After some considerable delay, it is now anticipated that Jersey's new security interests law, the Security Interests (Jersey) Law 201- (the "New Law"), will come into force some time during the second quarter of 2012. The New Law considerably refines and enhances Jersey's existing regime for taking security over intangible movables such as bank accounts, shares or contract rights.

No Need to Panic

First some reassurance: if you have the benefit of security created under Jersey's existing security interest law (i.e. under the Security Interests (Jersey) Law 1983 (the "Old Law")), there is no need to panic. Subject to one key proviso, your security will remain in full force and effect, and subject to the Old Law once the New Law comes into force. The key proviso is as follows: if you decide to amend your Old Law security interest, it will be deemed to have been reconstituted as a security interest under the New Law. The New Law defines what it means by "amend". A secured party amends a security interest agreement governed by the Old Law if it:

  1. alters the security interest so that it relates to an obligation not previously secured;
  2. alters the terms on which the obligation to which the security interest relates is secured so far as those terms relate to that security interest;
  3. extends or reduces the duration of the security interest; or
  4. adds to or modifies the collateral to which the security interest relates.

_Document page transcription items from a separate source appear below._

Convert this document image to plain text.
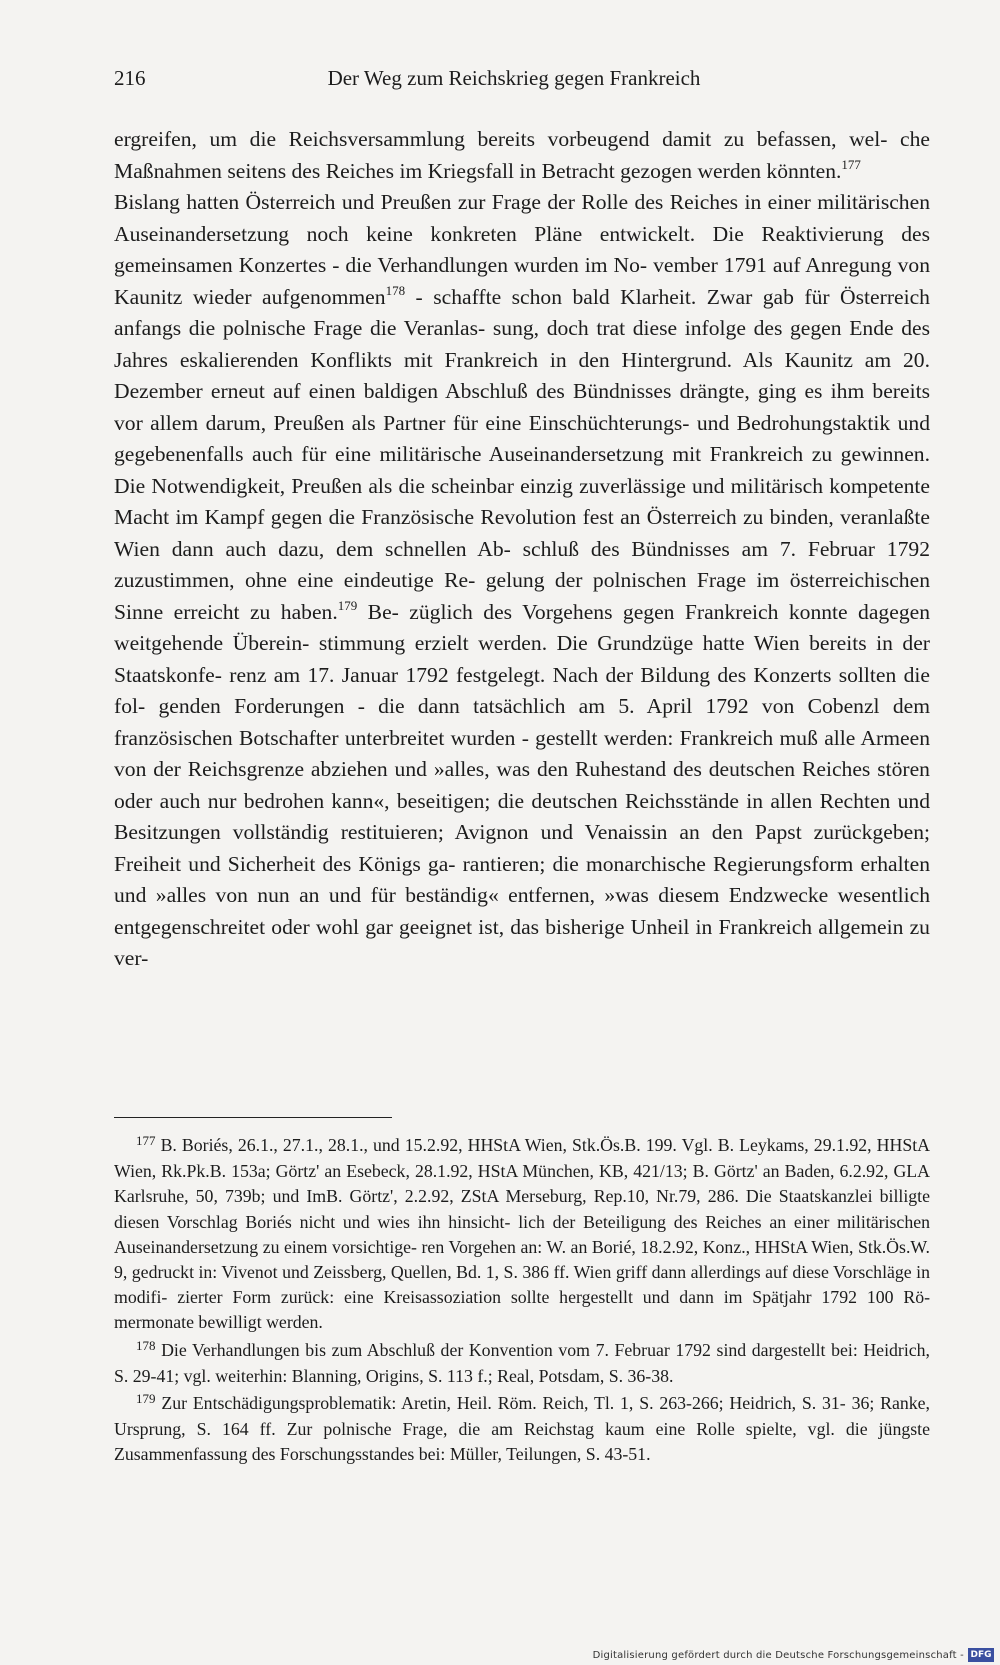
216	Der Weg zum Reichskrieg gegen Frankreich

ergreifen, um die Reichsversammlung bereits vorbeugend damit zu befassen, wel- che Maßnahmen seitens des Reiches im Kriegsfall in Betracht gezogen werden könnten.$^{177}$

Bislang hatten Österreich und Preußen zur Frage der Rolle des Reiches in einer militärischen Auseinandersetzung noch keine konkreten Pläne entwickelt. Die Reaktivierung des gemeinsamen Konzertes - die Verhandlungen wurden im No- vember 1791 auf Anregung von Kaunitz wieder aufgenommen$^{178}$ - schaffte schon bald Klarheit. Zwar gab für Österreich anfangs die polnische Frage die Veranlas- sung, doch trat diese infolge des gegen Ende des Jahres eskalierenden Konflikts mit Frankreich in den Hintergrund. Als Kaunitz am 20. Dezember erneut auf einen baldigen Abschluß des Bündnisses drängte, ging es ihm bereits vor allem darum, Preußen als Partner für eine Einschüchterungs- und Bedrohungstaktik und gegebenenfalls auch für eine militärische Auseinandersetzung mit Frankreich zu gewinnen. Die Notwendigkeit, Preußen als die scheinbar einzig zuverlässige und militärisch kompetente Macht im Kampf gegen die Französische Revolution fest an Österreich zu binden, veranlaßte Wien dann auch dazu, dem schnellen Ab- schluß des Bündnisses am 7. Februar 1792 zuzustimmen, ohne eine eindeutige Re- gelung der polnischen Frage im österreichischen Sinne erreicht zu haben.$^{179}$ Be- züglich des Vorgehens gegen Frankreich konnte dagegen weitgehende Überein- stimmung erzielt werden. Die Grundzüge hatte Wien bereits in der Staatskonfe- renz am 17. Januar 1792 festgelegt. Nach der Bildung des Konzerts sollten die fol- genden Forderungen - die dann tatsächlich am 5. April 1792 von Cobenzl dem französischen Botschafter unterbreitet wurden - gestellt werden: Frankreich muß alle Armeen von der Reichsgrenze abziehen und »alles, was den Ruhestand des deutschen Reiches stören oder auch nur bedrohen kann«, beseitigen; die deutschen Reichsstände in allen Rechten und Besitzungen vollständig restituieren; Avignon und Venaissin an den Papst zurückgeben; Freiheit und Sicherheit des Königs ga- rantieren; die monarchische Regierungsform erhalten und »alles von nun an und für beständig« entfernen, »was diesem Endzwecke wesentlich entgegenschreitet oder wohl gar geeignet ist, das bisherige Unheil in Frankreich allgemein zu ver-

$^{177}$ B. Boriés, 26.1., 27.1., 28.1., und 15.2.92, HHStA Wien, Stk.Ös.B. 199. Vgl. B. Leykams, 29.1.92, HHStA Wien, Rk.Pk.B. 153a; Görtz' an Esebeck, 28.1.92, HStA München, KB, 421/13; B. Görtz' an Baden, 6.2.92, GLA Karlsruhe, 50, 739b; und ImB. Görtz', 2.2.92, ZStA Merseburg, Rep.10, Nr.79, 286. Die Staatskanzlei billigte diesen Vorschlag Boriés nicht und wies ihn hinsicht- lich der Beteiligung des Reiches an einer militärischen Auseinandersetzung zu einem vorsichtige- ren Vorgehen an: W. an Borié, 18.2.92, Konz., HHStA Wien, Stk.Ös.W. 9, gedruckt in: Vivenot und Zeissberg, Quellen, Bd. 1, S. 386 ff. Wien griff dann allerdings auf diese Vorschläge in modifi- zierter Form zurück: eine Kreisassoziation sollte hergestellt und dann im Spätjahr 1792 100 Rö- mermonate bewilligt werden.

$^{178}$ Die Verhandlungen bis zum Abschluß der Konvention vom 7. Februar 1792 sind dargestellt bei: Heidrich, S. 29-41; vgl. weiterhin: Blanning, Origins, S. 113 f.; Real, Potsdam, S. 36-38.

$^{179}$ Zur Entschädigungsproblematik: Aretin, Heil. Röm. Reich, Tl. 1, S. 263-266; Heidrich, S. 31- 36; Ranke, Ursprung, S. 164 ff. Zur polnische Frage, die am Reichstag kaum eine Rolle spielte, vgl. die jüngste Zusammenfassung des Forschungsstandes bei: Müller, Teilungen, S. 43-51.

Digitalisierung gefördert durch die Deutsche Forschungsgemeinschaft - DFG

On the face of it amending a security interest agreement governed by the Old Law so that the secured party can avail itself of the greater flexibility and powers available to it on enforcement under the New Law seems attractive. Indeed, many security interest agreements entered into in anticipation of the New Law coming into force contain express wording in the their further assurance provisions to the effect that the grantor of the security undertakes to do whatever is necessary to give the secured party the full benefit of the enhanced powers available to it under the New Law.

Enforcement Powers

Such powers include the ability, on enforcement, to dispense with the statutory 14 day grace period in relation to remediable event of default and the right to exercise the rights of the grantor in relation to the collateral (e.g. exercise voting rights and/or the right to receive dividends). However, the potential benefits of amendment have to be carefully weighed up against the potential costs.

The potential costs stem from the fact that the amendment is treated as creating a brand new security interest with effect from the date of the amendment. This could potentially have serious consequences in terms of priority. If more than one security interest has been created in the same collateral, a security interest that was first ranking under the Old Law could, if amended, become a second ranking security interest under the New Law. In addition, the timer in relation to statutory hardening periods (i.e. in relation to transactions at an undervalue and preferences) is reset to zero and starts to tick again.

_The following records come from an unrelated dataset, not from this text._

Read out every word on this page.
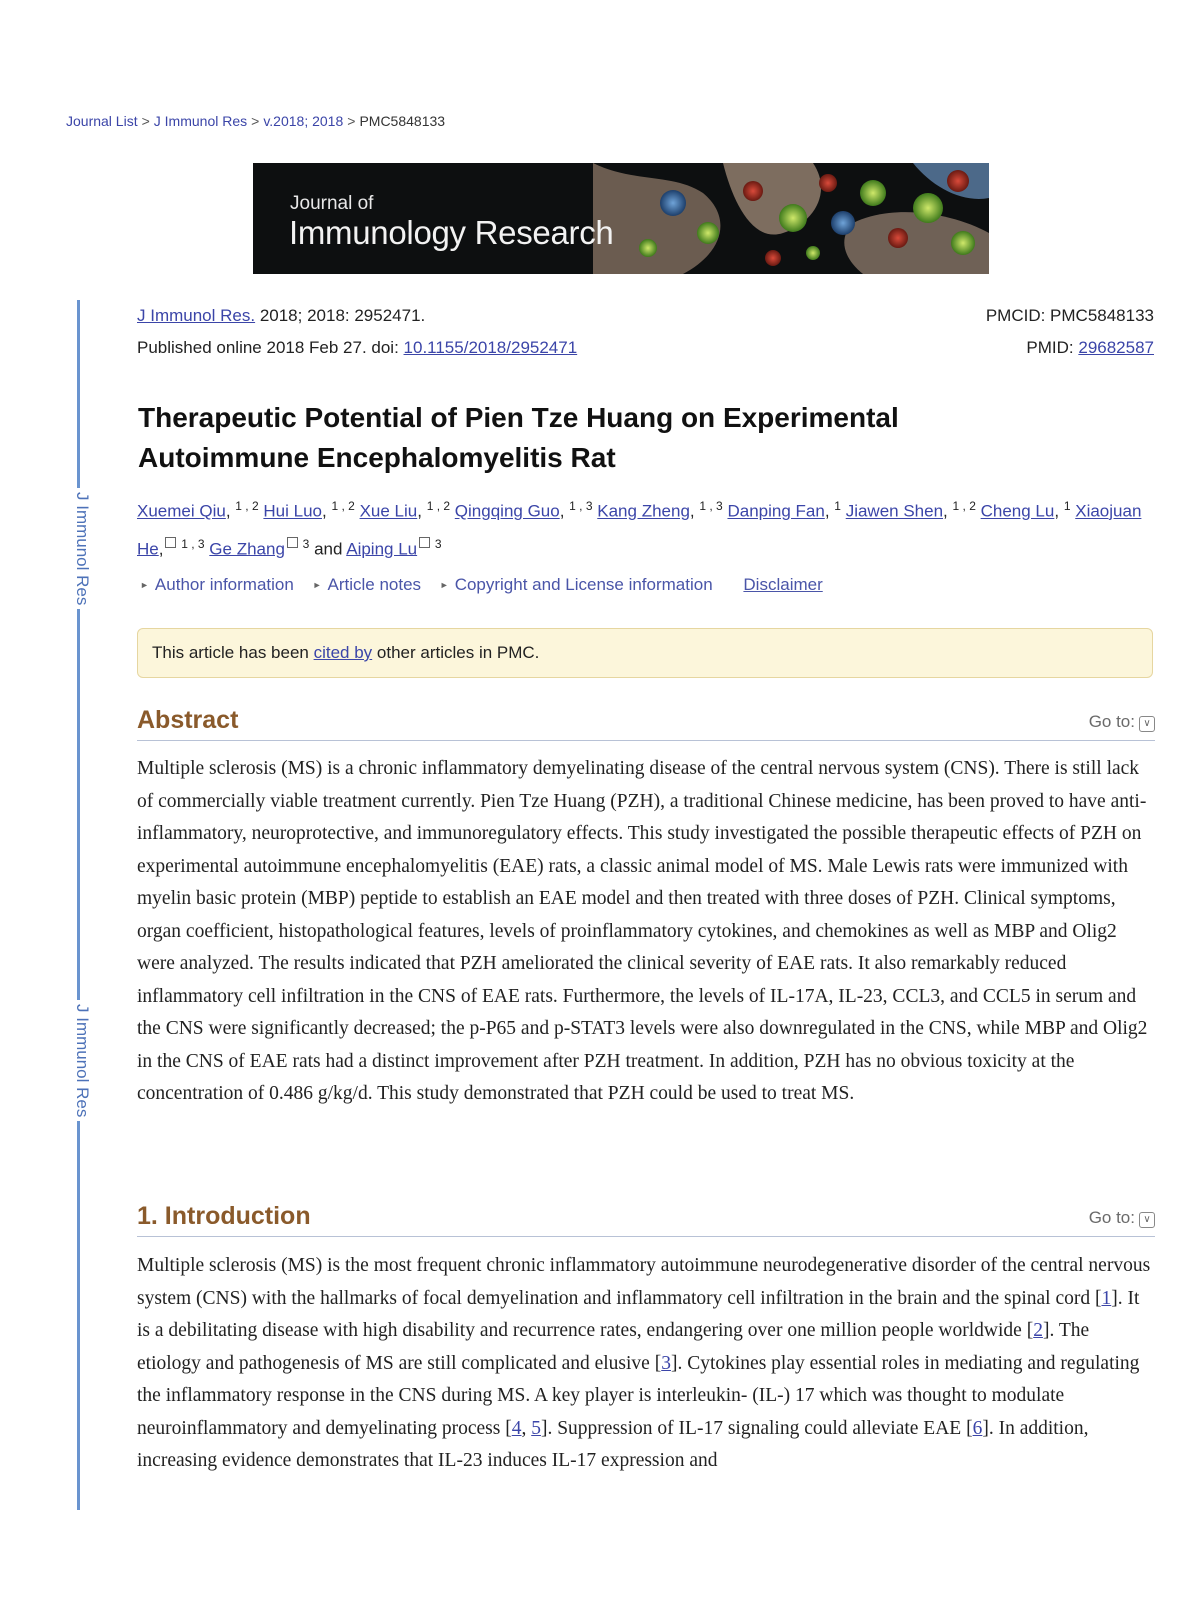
Journal List > J Immunol Res > v.2018; 2018 > PMC5848133
Journal of
Immunology Research
J Immunol Res
J Immunol Res
J Immunol Res. 2018; 2018: 2952471.
Published online 2018 Feb 27. doi: 10.1155/2018/2952471
PMCID: PMC5848133
PMID: 29682587
Therapeutic Potential of Pien Tze Huang on Experimental Autoimmune Encephalomyelitis Rat
Xuemei Qiu, $^{1 , 2}$ Hui Luo, $^{1 , 2}$ Xue Liu, $^{1 , 2}$ Qingqing Guo, $^{1 , 3}$ Kang Zheng, $^{1 , 3}$ Danping Fan, $^1$ Jiawen Shen, $^{1 , 2}$ Cheng Lu, $^1$ Xiaojuan He, $^{1 , 3}$ Ge Zhang $^3$ and Aiping Lu $^3$
► Author information ► Article notes ► Copyright and License information Disclaimer
This article has been cited by other articles in PMC.
Abstract	Go to: ∨

Multiple sclerosis (MS) is a chronic inflammatory demyelinating disease of the central nervous system (CNS). There is still lack of commercially viable treatment currently. Pien Tze Huang (PZH), a traditional Chinese medicine, has been proved to have anti-inflammatory, neuroprotective, and immunoregulatory effects. This study investigated the possible therapeutic effects of PZH on experimental autoimmune encephalomyelitis (EAE) rats, a classic animal model of MS. Male Lewis rats were immunized with myelin basic protein (MBP) peptide to establish an EAE model and then treated with three doses of PZH. Clinical symptoms, organ coefficient, histopathological features, levels of proinflammatory cytokines, and chemokines as well as MBP and Olig2 were analyzed. The results indicated that PZH ameliorated the clinical severity of EAE rats. It also remarkably reduced inflammatory cell infiltration in the CNS of EAE rats. Furthermore, the levels of IL-17A, IL-23, CCL3, and CCL5 in serum and the CNS were significantly decreased; the p-P65 and p-STAT3 levels were also downregulated in the CNS, while MBP and Olig2 in the CNS of EAE rats had a distinct improvement after PZH treatment. In addition, PZH has no obvious toxicity at the concentration of 0.486 g/kg/d. This study demonstrated that PZH could be used to treat MS.

1. Introduction	Go to: ∨

Multiple sclerosis (MS) is the most frequent chronic inflammatory autoimmune neurodegenerative disorder of the central nervous system (CNS) with the hallmarks of focal demyelination and inflammatory cell infiltration in the brain and the spinal cord [1]. It is a debilitating disease with high disability and recurrence rates, endangering over one million people worldwide [2]. The etiology and pathogenesis of MS are still complicated and elusive [3]. Cytokines play essential roles in mediating and regulating the inflammatory response in the CNS during MS. A key player is interleukin- (IL-) 17 which was thought to modulate neuroinflammatory and demyelinating process [4, 5]. Suppression of IL-17 signaling could alleviate EAE [6]. In addition, increasing evidence demonstrates that IL-23 induces IL-17 expression and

It may well be that, in any particular case, the benefits of amendment outweigh the potential downside. However, there will undoubtedly also be instances where the superficial attraction of amendment, particularly in relation to enforcement, should be resisted and the security interest should be left untouched.

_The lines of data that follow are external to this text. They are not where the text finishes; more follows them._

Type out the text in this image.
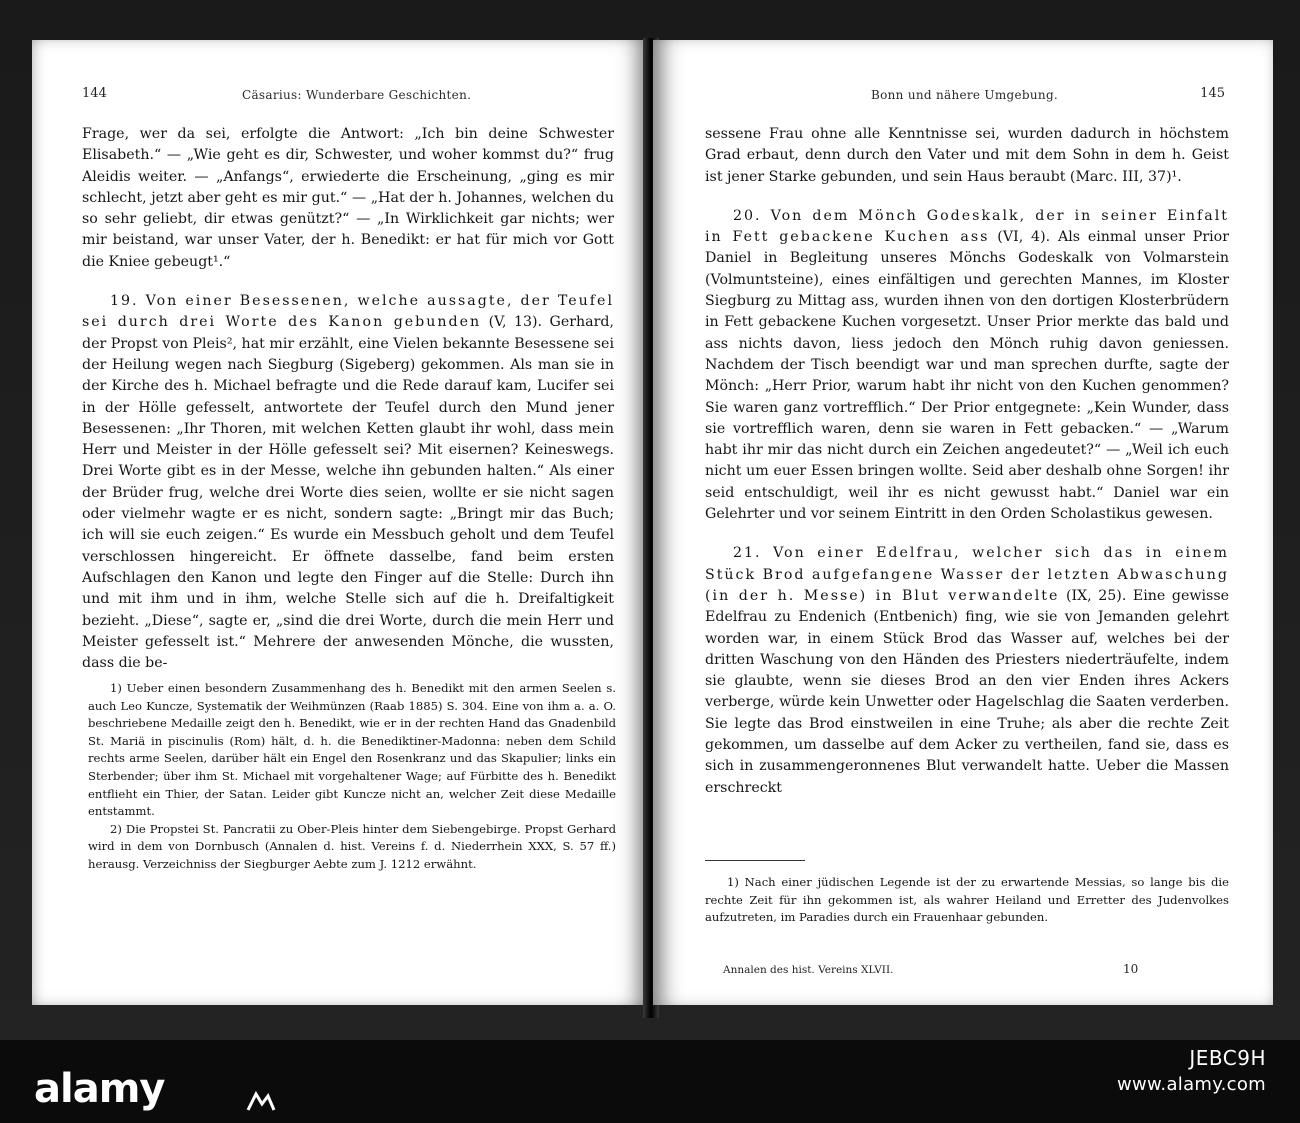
144	Cäsarius: Wunderbare Geschichten.

Frage, wer da sei, erfolgte die Antwort: „Ich bin deine Schwester Elisabeth.“ — „Wie geht es dir, Schwester, und woher kommst du?“ frug Aleidis weiter. — „Anfangs“, erwiederte die Erscheinung, „ging es mir schlecht, jetzt aber geht es mir gut.“ — „Hat der h. Johannes, welchen du so sehr geliebt, dir etwas genützt?“ — „In Wirklichkeit gar nichts; wer mir beistand, war unser Vater, der h. Benedikt: er hat für mich vor Gott die Kniee gebeugt¹.“

19. Von einer Besessenen, welche aussagte, der Teufel sei durch drei Worte des Kanon gebunden (V, 13). Gerhard, der Propst von Pleis², hat mir erzählt, eine Vielen bekannte Besessene sei der Heilung wegen nach Siegburg (Sigeberg) gekommen. Als man sie in der Kirche des h. Michael befragte und die Rede darauf kam, Lucifer sei in der Hölle gefesselt, antwortete der Teufel durch den Mund jener Besessenen: „Ihr Thoren, mit welchen Ketten glaubt ihr wohl, dass mein Herr und Meister in der Hölle gefesselt sei? Mit eisernen? Keineswegs. Drei Worte gibt es in der Messe, welche ihn gebunden halten.“ Als einer der Brüder frug, welche drei Worte dies seien, wollte er sie nicht sagen oder vielmehr wagte er es nicht, sondern sagte: „Bringt mir das Buch; ich will sie euch zeigen.“ Es wurde ein Messbuch geholt und dem Teufel verschlossen hingereicht. Er öffnete dasselbe, fand beim ersten Aufschlagen den Kanon und legte den Finger auf die Stelle: Durch ihn und mit ihm und in ihm, welche Stelle sich auf die h. Dreifaltigkeit bezieht. „Diese“, sagte er, „sind die drei Worte, durch die mein Herr und Meister gefesselt ist.“ Mehrere der anwesenden Mönche, die wussten, dass die be-

1) Ueber einen besondern Zusammenhang des h. Benedikt mit den armen Seelen s. auch Leo Kuncze, Systematik der Weihmünzen (Raab 1885) S. 304. Eine von ihm a. a. O. beschriebene Medaille zeigt den h. Benedikt, wie er in der rechten Hand das Gnadenbild St. Mariä in piscinulis (Rom) hält, d. h. die Benediktiner-Madonna: neben dem Schild rechts arme Seelen, darüber hält ein Engel den Rosenkranz und das Skapulier; links ein Sterbender; über ihm St. Michael mit vorgehaltener Wage; auf Fürbitte des h. Benedikt entflieht ein Thier, der Satan. Leider gibt Kuncze nicht an, welcher Zeit diese Medaille entstammt.

2) Die Propstei St. Pancratii zu Ober-Pleis hinter dem Siebengebirge. Propst Gerhard wird in dem von Dornbusch (Annalen d. hist. Vereins f. d. Niederrhein XXX, S. 57 ff.) herausg. Verzeichniss der Siegburger Aebte zum J. 1212 erwähnt.

Bonn und nähere Umgebung.	145

sessene Frau ohne alle Kenntnisse sei, wurden dadurch in höchstem Grad erbaut, denn durch den Vater und mit dem Sohn in dem h. Geist ist jener Starke gebunden, und sein Haus beraubt (Marc. III, 37)¹.

20. Von dem Mönch Godeskalk, der in seiner Einfalt in Fett gebackene Kuchen ass (VI, 4). Als einmal unser Prior Daniel in Begleitung unseres Mönchs Godeskalk von Volmarstein (Volmuntsteine), eines einfältigen und gerechten Mannes, im Kloster Siegburg zu Mittag ass, wurden ihnen von den dortigen Klosterbrüdern in Fett gebackene Kuchen vorgesetzt. Unser Prior merkte das bald und ass nichts davon, liess jedoch den Mönch ruhig davon geniessen. Nachdem der Tisch beendigt war und man sprechen durfte, sagte der Mönch: „Herr Prior, warum habt ihr nicht von den Kuchen genommen? Sie waren ganz vortrefflich.“ Der Prior entgegnete: „Kein Wunder, dass sie vortrefflich waren, denn sie waren in Fett gebacken.“ — „Warum habt ihr mir das nicht durch ein Zeichen angedeutet?“ — „Weil ich euch nicht um euer Essen bringen wollte. Seid aber deshalb ohne Sorgen! ihr seid entschuldigt, weil ihr es nicht gewusst habt.“ Daniel war ein Gelehrter und vor seinem Eintritt in den Orden Scholastikus gewesen.

21. Von einer Edelfrau, welcher sich das in einem Stück Brod aufgefangene Wasser der letzten Abwaschung (in der h. Messe) in Blut verwandelte (IX, 25). Eine gewisse Edelfrau zu Endenich (Entbenich) fing, wie sie von Jemanden gelehrt worden war, in einem Stück Brod das Wasser auf, welches bei der dritten Waschung von den Händen des Priesters niederträufelte, indem sie glaubte, wenn sie dieses Brod an den vier Enden ihres Ackers verberge, würde kein Unwetter oder Hagelschlag die Saaten verderben. Sie legte das Brod einstweilen in eine Truhe; als aber die rechte Zeit gekommen, um dasselbe auf dem Acker zu vertheilen, fand sie, dass es sich in zusammengeronnenes Blut verwandelt hatte. Ueber die Massen erschreckt

1) Nach einer jüdischen Legende ist der zu erwartende Messias, so lange bis die rechte Zeit für ihn gekommen ist, als wahrer Heiland und Erretter des Judenvolkes aufzutreten, im Paradies durch ein Frauenhaar gebunden.

Annalen des hist. Vereins XLVII.	10
alamy
JEBC9H
www.alamy.com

A further factor to be borne in mind when amending an existing security interest created under the Old Law and creating security interests under the New Law, once it is in force will be whether to register the security on the internet-based and publicly available register that will be introduced by the New Law. Registration goes to the concept of perfection. Under the New Law there are three methods of perfection: possession, control and registration. Any security interest can be perfected by registration. Not all, but most, security interests can be perfected by possession or control. Two of the most common types of security interest encountered in Jersey's finance industry – security over certificated securities (e.g. shares or units) and security over bank accounts – can be perfected under the New Law by possession, in the case of certificated securities, and control, in the case of bank accounts.

In these instances, secured parties will have to weigh up what, if anything, registration adds. Some will conclude that having notice of their security on a publicly available register, whilst not necessary to perfect their security, improves their position. Equally others may conclude, often, one would imagine, under client pressure, that their security arrangements are essentially private in nature and therefore opt for the confidentiality of a security interest perfected by possession or control alone.

The New Law undoubtedly enhances Jersey's security interest regime and its coming into force is eagerly awaited by the Island's finance industry. However, as is to be expected with any initiative of this type, it will take time for a consensus to be reached amongst industry participants as to what is market-standard in terms of the amendment of Old Law security interests and registration.

The content of this article is intended to provide a general guide to the subject matter. Specialist advice should be sought about your specific circumstances.